TWN: Before I let you go. Everyone has heard of the National Hurricane Center, but few people will ever go there. Can you tell our readers a little bit about what it’s like, how many forecasters you employ, and so on?

KG: Well, I think the first thing that would surprise people is we’re not as big as people think. We have nine hurricane specialists, and a 10th, who works for the Navy. During the offseason we’re getting everybody prepared by doing exercises, we’re doing training, getting ourselves ready.

Residents of Louisiana, who had to flee their homes because of Hurricane Katrina, are inside the Houston Astrodome and being helped by the Red Cross and other agencies and associations. (FEMA photo library)

And then during the season, we’re basically on call, ready to go.
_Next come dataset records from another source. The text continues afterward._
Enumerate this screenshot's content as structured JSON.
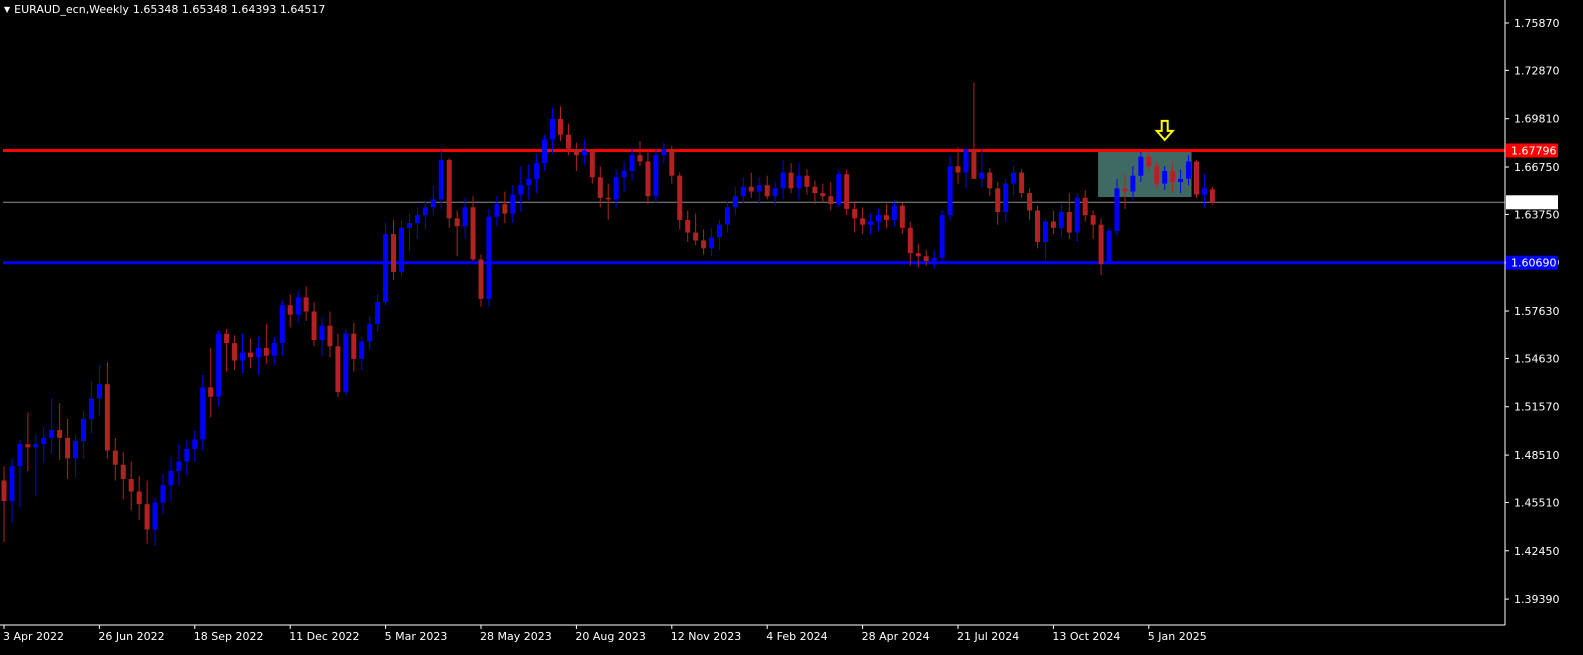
{
  "header": {
    "symbol_label": "EURAUD_ecn,Weekly",
    "ohlc_label": "1.65348 1.65348 1.64393 1.64517"
  },
  "colors": {
    "background": "#000000",
    "foreground": "#ffffff",
    "bull_candle": "#0000ff",
    "bear_candle": "#b22222",
    "resistance_line": "#ff0000",
    "support_line": "#0000ff",
    "price_line": "#8e8e8e",
    "zone_fill": "#3f6a63",
    "arrow": "#ffff00"
  },
  "chart_data": {
    "type": "candlestick",
    "title": "EURAUD_ecn,Weekly",
    "timeframe": "Weekly",
    "ylim": [
      1.3775,
      1.77326
    ],
    "y_ticks": [
      "1.75870",
      "1.72870",
      "1.69810",
      "1.66750",
      "1.63750",
      "1.60690",
      "1.57630",
      "1.54630",
      "1.51570",
      "1.48510",
      "1.45510",
      "1.42450",
      "1.39390"
    ],
    "x_ticks": [
      {
        "label": "3 Apr 2022",
        "index": 0
      },
      {
        "label": "26 Jun 2022",
        "index": 12
      },
      {
        "label": "18 Sep 2022",
        "index": 24
      },
      {
        "label": "11 Dec 2022",
        "index": 36
      },
      {
        "label": "5 Mar 2023",
        "index": 48
      },
      {
        "label": "28 May 2023",
        "index": 60
      },
      {
        "label": "20 Aug 2023",
        "index": 72
      },
      {
        "label": "12 Nov 2023",
        "index": 84
      },
      {
        "label": "4 Feb 2024",
        "index": 96
      },
      {
        "label": "28 Apr 2024",
        "index": 108
      },
      {
        "label": "21 Jul 2024",
        "index": 120
      },
      {
        "label": "13 Oct 2024",
        "index": 132
      },
      {
        "label": "5 Jan 2025",
        "index": 144
      }
    ],
    "levels": [
      {
        "name": "resistance",
        "value": 1.67796,
        "label": "1.67796"
      },
      {
        "name": "support",
        "value": 1.6069,
        "label": "1.60690"
      },
      {
        "name": "current",
        "value": 1.64517,
        "label": "1.64517"
      }
    ],
    "zone": {
      "from_index": 138,
      "to_index": 149,
      "high": 1.67796,
      "low": 1.6485
    },
    "arrow": {
      "index": 146,
      "direction": "down",
      "price": 1.6885
    },
    "ohlc": [
      [
        1.469,
        1.478,
        1.43,
        1.456
      ],
      [
        1.456,
        1.483,
        1.442,
        1.478
      ],
      [
        1.478,
        1.495,
        1.452,
        1.492
      ],
      [
        1.492,
        1.512,
        1.475,
        1.49
      ],
      [
        1.49,
        1.498,
        1.459,
        1.492
      ],
      [
        1.492,
        1.503,
        1.48,
        1.496
      ],
      [
        1.496,
        1.521,
        1.486,
        1.501
      ],
      [
        1.501,
        1.518,
        1.482,
        1.496
      ],
      [
        1.496,
        1.508,
        1.47,
        1.483
      ],
      [
        1.483,
        1.498,
        1.471,
        1.494
      ],
      [
        1.494,
        1.513,
        1.483,
        1.508
      ],
      [
        1.508,
        1.532,
        1.499,
        1.521
      ],
      [
        1.521,
        1.542,
        1.51,
        1.53
      ],
      [
        1.53,
        1.544,
        1.483,
        1.488
      ],
      [
        1.488,
        1.496,
        1.469,
        1.479
      ],
      [
        1.479,
        1.487,
        1.457,
        1.47
      ],
      [
        1.47,
        1.481,
        1.45,
        1.462
      ],
      [
        1.462,
        1.472,
        1.444,
        1.454
      ],
      [
        1.454,
        1.469,
        1.429,
        1.438
      ],
      [
        1.438,
        1.458,
        1.428,
        1.455
      ],
      [
        1.455,
        1.473,
        1.448,
        1.466
      ],
      [
        1.466,
        1.484,
        1.456,
        1.475
      ],
      [
        1.475,
        1.492,
        1.466,
        1.481
      ],
      [
        1.481,
        1.495,
        1.472,
        1.489
      ],
      [
        1.489,
        1.501,
        1.481,
        1.495
      ],
      [
        1.495,
        1.536,
        1.488,
        1.528
      ],
      [
        1.528,
        1.553,
        1.509,
        1.522
      ],
      [
        1.522,
        1.564,
        1.516,
        1.562
      ],
      [
        1.562,
        1.565,
        1.538,
        1.556
      ],
      [
        1.556,
        1.561,
        1.539,
        1.545
      ],
      [
        1.545,
        1.562,
        1.537,
        1.55
      ],
      [
        1.55,
        1.559,
        1.54,
        1.547
      ],
      [
        1.547,
        1.56,
        1.536,
        1.553
      ],
      [
        1.553,
        1.568,
        1.543,
        1.548
      ],
      [
        1.548,
        1.56,
        1.542,
        1.556
      ],
      [
        1.556,
        1.583,
        1.548,
        1.58
      ],
      [
        1.58,
        1.587,
        1.566,
        1.574
      ],
      [
        1.574,
        1.589,
        1.569,
        1.585
      ],
      [
        1.585,
        1.592,
        1.57,
        1.576
      ],
      [
        1.576,
        1.582,
        1.554,
        1.558
      ],
      [
        1.558,
        1.572,
        1.548,
        1.567
      ],
      [
        1.567,
        1.576,
        1.547,
        1.554
      ],
      [
        1.554,
        1.562,
        1.522,
        1.525
      ],
      [
        1.525,
        1.565,
        1.523,
        1.562
      ],
      [
        1.562,
        1.569,
        1.538,
        1.546
      ],
      [
        1.546,
        1.56,
        1.539,
        1.557
      ],
      [
        1.557,
        1.573,
        1.552,
        1.568
      ],
      [
        1.568,
        1.587,
        1.563,
        1.582
      ],
      [
        1.582,
        1.632,
        1.58,
        1.625
      ],
      [
        1.625,
        1.634,
        1.596,
        1.601
      ],
      [
        1.601,
        1.634,
        1.598,
        1.629
      ],
      [
        1.629,
        1.638,
        1.614,
        1.632
      ],
      [
        1.632,
        1.642,
        1.622,
        1.637
      ],
      [
        1.637,
        1.646,
        1.628,
        1.642
      ],
      [
        1.642,
        1.656,
        1.637,
        1.647
      ],
      [
        1.647,
        1.678,
        1.641,
        1.672
      ],
      [
        1.672,
        1.673,
        1.629,
        1.635
      ],
      [
        1.635,
        1.64,
        1.611,
        1.63
      ],
      [
        1.63,
        1.648,
        1.622,
        1.642
      ],
      [
        1.642,
        1.649,
        1.608,
        1.609
      ],
      [
        1.609,
        1.612,
        1.579,
        1.584
      ],
      [
        1.584,
        1.641,
        1.579,
        1.636
      ],
      [
        1.636,
        1.649,
        1.63,
        1.644
      ],
      [
        1.644,
        1.652,
        1.632,
        1.638
      ],
      [
        1.638,
        1.656,
        1.632,
        1.65
      ],
      [
        1.65,
        1.668,
        1.639,
        1.656
      ],
      [
        1.656,
        1.669,
        1.647,
        1.66
      ],
      [
        1.66,
        1.676,
        1.651,
        1.67
      ],
      [
        1.67,
        1.688,
        1.665,
        1.685
      ],
      [
        1.685,
        1.705,
        1.676,
        1.698
      ],
      [
        1.698,
        1.706,
        1.684,
        1.688
      ],
      [
        1.688,
        1.695,
        1.675,
        1.679
      ],
      [
        1.679,
        1.683,
        1.665,
        1.675
      ],
      [
        1.675,
        1.685,
        1.669,
        1.678
      ],
      [
        1.678,
        1.679,
        1.657,
        1.661
      ],
      [
        1.661,
        1.668,
        1.642,
        1.648
      ],
      [
        1.648,
        1.657,
        1.634,
        1.647
      ],
      [
        1.647,
        1.666,
        1.642,
        1.661
      ],
      [
        1.661,
        1.671,
        1.652,
        1.665
      ],
      [
        1.665,
        1.679,
        1.659,
        1.675
      ],
      [
        1.675,
        1.684,
        1.668,
        1.671
      ],
      [
        1.671,
        1.677,
        1.644,
        1.649
      ],
      [
        1.649,
        1.679,
        1.645,
        1.675
      ],
      [
        1.675,
        1.683,
        1.67,
        1.679
      ],
      [
        1.679,
        1.681,
        1.657,
        1.662
      ],
      [
        1.662,
        1.664,
        1.628,
        1.634
      ],
      [
        1.634,
        1.64,
        1.62,
        1.626
      ],
      [
        1.626,
        1.638,
        1.618,
        1.621
      ],
      [
        1.621,
        1.628,
        1.612,
        1.616
      ],
      [
        1.616,
        1.629,
        1.611,
        1.623
      ],
      [
        1.623,
        1.634,
        1.615,
        1.631
      ],
      [
        1.631,
        1.646,
        1.626,
        1.642
      ],
      [
        1.642,
        1.655,
        1.637,
        1.649
      ],
      [
        1.649,
        1.661,
        1.645,
        1.655
      ],
      [
        1.655,
        1.664,
        1.648,
        1.652
      ],
      [
        1.652,
        1.661,
        1.644,
        1.656
      ],
      [
        1.656,
        1.662,
        1.647,
        1.649
      ],
      [
        1.649,
        1.658,
        1.643,
        1.654
      ],
      [
        1.654,
        1.672,
        1.647,
        1.664
      ],
      [
        1.664,
        1.67,
        1.651,
        1.654
      ],
      [
        1.654,
        1.67,
        1.647,
        1.662
      ],
      [
        1.662,
        1.666,
        1.65,
        1.655
      ],
      [
        1.655,
        1.659,
        1.644,
        1.651
      ],
      [
        1.651,
        1.657,
        1.645,
        1.649
      ],
      [
        1.649,
        1.658,
        1.64,
        1.644
      ],
      [
        1.644,
        1.665,
        1.642,
        1.663
      ],
      [
        1.663,
        1.666,
        1.637,
        1.641
      ],
      [
        1.641,
        1.645,
        1.626,
        1.635
      ],
      [
        1.635,
        1.642,
        1.625,
        1.631
      ],
      [
        1.631,
        1.638,
        1.625,
        1.633
      ],
      [
        1.633,
        1.641,
        1.627,
        1.637
      ],
      [
        1.637,
        1.644,
        1.629,
        1.634
      ],
      [
        1.634,
        1.647,
        1.63,
        1.643
      ],
      [
        1.643,
        1.645,
        1.625,
        1.629
      ],
      [
        1.629,
        1.633,
        1.605,
        1.613
      ],
      [
        1.613,
        1.619,
        1.604,
        1.611
      ],
      [
        1.611,
        1.615,
        1.605,
        1.608
      ],
      [
        1.608,
        1.615,
        1.603,
        1.61
      ],
      [
        1.61,
        1.64,
        1.608,
        1.637
      ],
      [
        1.637,
        1.675,
        1.633,
        1.668
      ],
      [
        1.668,
        1.68,
        1.657,
        1.664
      ],
      [
        1.664,
        1.679,
        1.654,
        1.679
      ],
      [
        1.679,
        1.721,
        1.67,
        1.66
      ],
      [
        1.66,
        1.679,
        1.655,
        1.664
      ],
      [
        1.664,
        1.667,
        1.649,
        1.654
      ],
      [
        1.654,
        1.658,
        1.631,
        1.639
      ],
      [
        1.639,
        1.66,
        1.633,
        1.657
      ],
      [
        1.657,
        1.668,
        1.649,
        1.664
      ],
      [
        1.664,
        1.666,
        1.648,
        1.651
      ],
      [
        1.651,
        1.654,
        1.634,
        1.64
      ],
      [
        1.64,
        1.643,
        1.616,
        1.62
      ],
      [
        1.62,
        1.635,
        1.609,
        1.633
      ],
      [
        1.633,
        1.64,
        1.625,
        1.629
      ],
      [
        1.629,
        1.644,
        1.623,
        1.639
      ],
      [
        1.639,
        1.651,
        1.622,
        1.626
      ],
      [
        1.626,
        1.651,
        1.62,
        1.648
      ],
      [
        1.648,
        1.653,
        1.633,
        1.637
      ],
      [
        1.637,
        1.64,
        1.622,
        1.631
      ],
      [
        1.631,
        1.635,
        1.599,
        1.606
      ],
      [
        1.606,
        1.629,
        1.606,
        1.627
      ],
      [
        1.627,
        1.66,
        1.624,
        1.654
      ],
      [
        1.654,
        1.663,
        1.641,
        1.652
      ],
      [
        1.652,
        1.668,
        1.647,
        1.662
      ],
      [
        1.662,
        1.677,
        1.658,
        1.674
      ],
      [
        1.674,
        1.679,
        1.665,
        1.668
      ],
      [
        1.668,
        1.671,
        1.654,
        1.657
      ],
      [
        1.657,
        1.668,
        1.653,
        1.665
      ],
      [
        1.665,
        1.671,
        1.651,
        1.658
      ],
      [
        1.658,
        1.666,
        1.651,
        1.66
      ],
      [
        1.66,
        1.675,
        1.656,
        1.671
      ],
      [
        1.671,
        1.672,
        1.648,
        1.65
      ],
      [
        1.65,
        1.663,
        1.642,
        1.654
      ],
      [
        1.6534,
        1.655,
        1.6439,
        1.6452
      ]
    ]
  }
}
And if there’s just one storm out there, it’s one thing, but if you’re dealing with four storms at the same time — which happens quite often — that’s all hands on deck.

But it’s not just the hurricane specialists. A part of the National Hurricane Center that most people don’t get to see is the whole team of forecasters we have in the tropical analysis forecast branch. Twenty-four hours a day, all year, they’re actually issuing marine forecasts for the Atlantic and the Pacific, a big chunk of those oceans, and also for the Gulf of Mexico, keeping ships safe and keeping everybody safe on the seas.

TWN: I know the center’s forecast for the upcoming hurricane season doesn’t come out until May 24, but do you have any last words of advice for people that want to get ready now for what’s ahead this summer and next fall?

KG: All indications are that the models are pointing to another La Nina season, which means it’s probably going to be another busy season.

My advice, independent of the seasonal forecast, is this: If there’s one severe storm on Earth and it hits you, it was a busy hurricane season. So you have to be ready, every single year, as if you’re going to be hit. Little wiggles in the forecast track matter. Just because it didn’t happen last time, doesn’t mean it won’t happen this time. So it’s all about knowing your risk and being ready.